By default, the starvation detector runs seldom enough not to cause any performance hit itself. Thread starvation issues usually affect systems for longer time spans, so the starvation detector is still likely to experience and warn even when it runs only infrequently.

Understanding The Log Output

Here’s an example warning (taken from our tests that simulate blocking calls using Thread.sleep):

[WARN] [04/24/2017 15:38:35.661] [Thread-217] [StarvationDetector(akka://StarvationDetectorSpec)] Exceedingly long scheduling 
time on ExecutionContext Dispatcher[akka.actor.default-dispatcher]. Starvation detector task was only executed after 714 ms which is
longer than the warning threshold of 100 milliseconds. This might be a sign of thread, CPU, or dispatcher starvation.
This can be caused by blocking calls, CPU overload, GC, or overlong work units. See the below information for hints
about what could be the cause. Next warning will be shown in 10000 milliseconds.

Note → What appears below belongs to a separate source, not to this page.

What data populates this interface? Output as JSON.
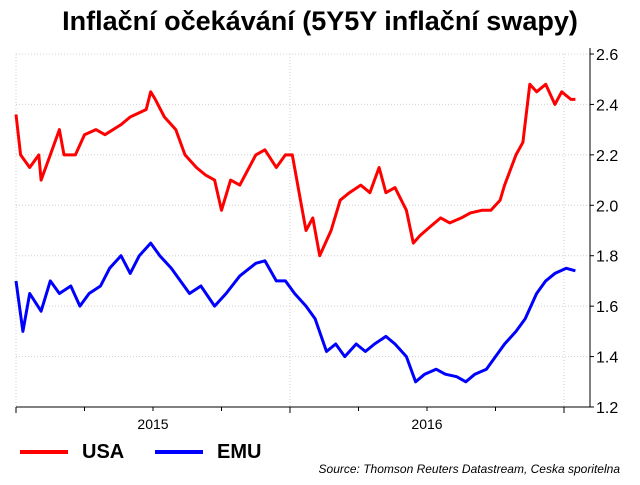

Thread states (total 2 thread):   2 TIMED_WAITING
Top stacks:
  2 java.lang.Thread.sleep(Native Method)
    com.lightbend.akka.diagnostics.StarvationDetectorSpec$$[...]runOne$1$1.apply$mcV$sp(StarvationDetectorSpec.scala:17)
    [...]

The logging message gives this information: * Scheduling time for the starvation detector task (714 milliseconds) * Some general hints what could be the reason for the delay * Thread state statistics (TIMED_WAITING which is the state Thread.sleep puts a thread in) * A histogram of stack traces for all threads of this dispatcher ordered by the most frequent stack trace first (in this case all of the 2 threads of the dispatcher were blocking in Thread.sleep with the same strack trace). The shown stack traces show the state of threads when the threshold was exceeded and are only a single sample of the state of the application when the condition occurred. The information should therefore be taken only as an indication of what could be wrong not as the final answer.

Note

Many blocking IO tasks will block in native code which means that from the view of the JVM, the thread is in RUNNABLE state. Therefore, the thread state statistics will only give a hint at what is going on but the stack traces will usually give more useful information.

Solving Thread Starvation Issues

See Blocking Needs Careful Management in the Akka reference documentation. The Akka-Http documentation also has a page on “Handling blocking operations” that applies generally to all Akka applications.